Mengetahui tentang 'mengetahui'
Aku selalu jatuh cinta dengan waktu subuh. Berjalan dengan mempunyai wudhu menuju masjid selalu mengesankan. Lengang dari gegap gempita namun syahdu. Belaian dinginya mengusap wajah yang terbasuh bekas air wudhu. Mengantarkan kesegaran serta kesejukan.
Perjalanan subuh memberikan perenungan mendalam. Seberapa siap seorang hamba memulai harinya. Bersama keasadaran akan pentingnya menghadirkan Tuhan, ataukah terlelap terlena dalam kenaifan mata terpejam melalaikan Tuhan.
Pagi kali ini lebih istimewa. Aku melewatinya di rumah tercinta di kabupaten tercinta, Klaten.
Seperti biasa, di temani teh hangat buatan malaikat tak bersayap yang hangatnya merasuk menenangkan sukma. Buku "Pengantar Filsafat" karya Louis O Kattsof telah berada di pangkuanku. Bersiap menyelami dunia filsafat dengan segala kerumitanya, namun tak lelah memancarkan estetikanya. Aku membaca, merenung, dan terpejam wkwkw berat dicerna memang hwehehe.
Aku membaca sebagai seorang yang sangat awam.
Pada sebuah bagian aku menemukan hal menarik, tepat pada halaman 122 di pojok kiri atas. Suatu hal yang baru bagiku.
Tentang sebuah aliran filsafat materialisme dialektika -- sebuah sistem kefilsafatan yang dibangun oleh Karl Max dan merupakan landasan teoretis dari masyarakat komunis.

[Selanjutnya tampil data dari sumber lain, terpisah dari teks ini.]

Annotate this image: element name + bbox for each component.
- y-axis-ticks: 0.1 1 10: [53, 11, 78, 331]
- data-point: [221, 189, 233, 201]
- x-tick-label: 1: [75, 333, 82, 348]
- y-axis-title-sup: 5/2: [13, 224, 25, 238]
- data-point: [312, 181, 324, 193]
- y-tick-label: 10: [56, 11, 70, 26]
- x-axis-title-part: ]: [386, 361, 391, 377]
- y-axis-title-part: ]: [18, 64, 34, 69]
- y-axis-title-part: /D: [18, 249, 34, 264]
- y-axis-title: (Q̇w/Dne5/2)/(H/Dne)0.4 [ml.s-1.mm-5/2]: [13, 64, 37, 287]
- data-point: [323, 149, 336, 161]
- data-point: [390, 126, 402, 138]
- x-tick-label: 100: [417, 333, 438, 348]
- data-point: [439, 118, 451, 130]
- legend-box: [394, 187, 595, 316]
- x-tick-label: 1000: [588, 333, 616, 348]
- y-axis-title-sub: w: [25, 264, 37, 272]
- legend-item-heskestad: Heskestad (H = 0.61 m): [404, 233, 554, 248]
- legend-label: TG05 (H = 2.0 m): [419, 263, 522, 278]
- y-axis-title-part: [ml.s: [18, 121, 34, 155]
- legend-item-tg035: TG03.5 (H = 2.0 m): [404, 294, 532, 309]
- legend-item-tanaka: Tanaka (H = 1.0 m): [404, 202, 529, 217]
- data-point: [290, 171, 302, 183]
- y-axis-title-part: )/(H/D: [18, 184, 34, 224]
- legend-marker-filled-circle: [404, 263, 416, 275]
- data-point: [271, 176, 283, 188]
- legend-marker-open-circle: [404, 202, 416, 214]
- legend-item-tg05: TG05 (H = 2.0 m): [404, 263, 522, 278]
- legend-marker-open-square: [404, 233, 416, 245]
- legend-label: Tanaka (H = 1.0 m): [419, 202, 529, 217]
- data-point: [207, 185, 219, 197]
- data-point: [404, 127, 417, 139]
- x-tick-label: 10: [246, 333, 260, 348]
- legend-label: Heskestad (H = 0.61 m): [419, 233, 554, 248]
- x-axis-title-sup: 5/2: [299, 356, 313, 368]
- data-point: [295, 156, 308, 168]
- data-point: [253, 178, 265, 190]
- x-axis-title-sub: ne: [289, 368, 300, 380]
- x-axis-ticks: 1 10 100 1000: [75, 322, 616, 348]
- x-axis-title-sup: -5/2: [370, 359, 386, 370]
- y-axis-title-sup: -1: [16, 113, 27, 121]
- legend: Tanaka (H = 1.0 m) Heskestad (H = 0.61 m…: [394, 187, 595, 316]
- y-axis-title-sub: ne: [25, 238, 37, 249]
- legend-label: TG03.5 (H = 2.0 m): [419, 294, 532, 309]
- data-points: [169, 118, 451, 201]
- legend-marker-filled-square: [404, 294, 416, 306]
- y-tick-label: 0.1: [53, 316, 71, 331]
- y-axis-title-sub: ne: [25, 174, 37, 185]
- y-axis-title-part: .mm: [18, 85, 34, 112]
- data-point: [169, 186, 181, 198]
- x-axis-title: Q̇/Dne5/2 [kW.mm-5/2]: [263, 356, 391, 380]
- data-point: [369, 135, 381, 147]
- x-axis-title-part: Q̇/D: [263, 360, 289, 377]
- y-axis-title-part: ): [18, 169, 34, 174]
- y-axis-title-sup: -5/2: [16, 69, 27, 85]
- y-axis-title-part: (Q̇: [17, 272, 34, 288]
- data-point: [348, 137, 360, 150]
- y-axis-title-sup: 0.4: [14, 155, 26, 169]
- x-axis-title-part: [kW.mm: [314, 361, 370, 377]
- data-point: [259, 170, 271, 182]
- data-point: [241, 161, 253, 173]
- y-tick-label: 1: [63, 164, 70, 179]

Isinya kurang lebih demikian :
"Masalah epistemologi memperoleh jawaban dari materialisme dialektika dengan gaya yang sangat menarik. Maksud pokok 'mengetahui' ialah untuk mengubah objek yang diketahui, dan bukan hanya sekedar mengetahui. Mengetahui suatu objek berarti dipengaruhi olehnya dan memberikan reaksi terhadapnya."
Betapa ini sungguh luar biasa! Definisi 'mengetahui' diungkapkan secara sederhana namun syarat makna.
Kita belum disebut mengetahui sampai kita mengubah objek yang kita ketahui.
Kita belum disebut mengetahui atas banyaknya kemiskinan sehingga kita turun tangan memberikan bantuan kepada korban kemiskinan. Kita belum disebut mengetahui atas adanya sebuah perpecahan sampai kita beraksi mewujudkan persatuan.
Adalah salah besar pula, apabila kita menganggap diri kita mengetahui akan suatu kebobrokan dalam sistem kepemimpinan sementara kita hanya berpangku tangan dan tidak bertindak tegas menegurnya, memperbaikinya, bahkan mengubahnya!
Karenanya 'mengetahui' haruslah memilik sebuah konsekuensi logis : Bertindak.
Maka bila 'mengetahui' kita hanya sebatas tau tanpa mau bertindak, barangkali istilah 'bodoh' tidak berlebihan kita sandang.
Lantas bagaimana dengan orang yang mengetahui akan adanya Tuhan, namun sedikitpun tak ada tindakan untuk makin mengenalinya? Masihkah pantas ia dianggap mengetahui? Ah, entahlah. Mungkin iya. Ia bereaksi. Dan Reaksinya ialah diam. Reaksi seorang yang bodoh!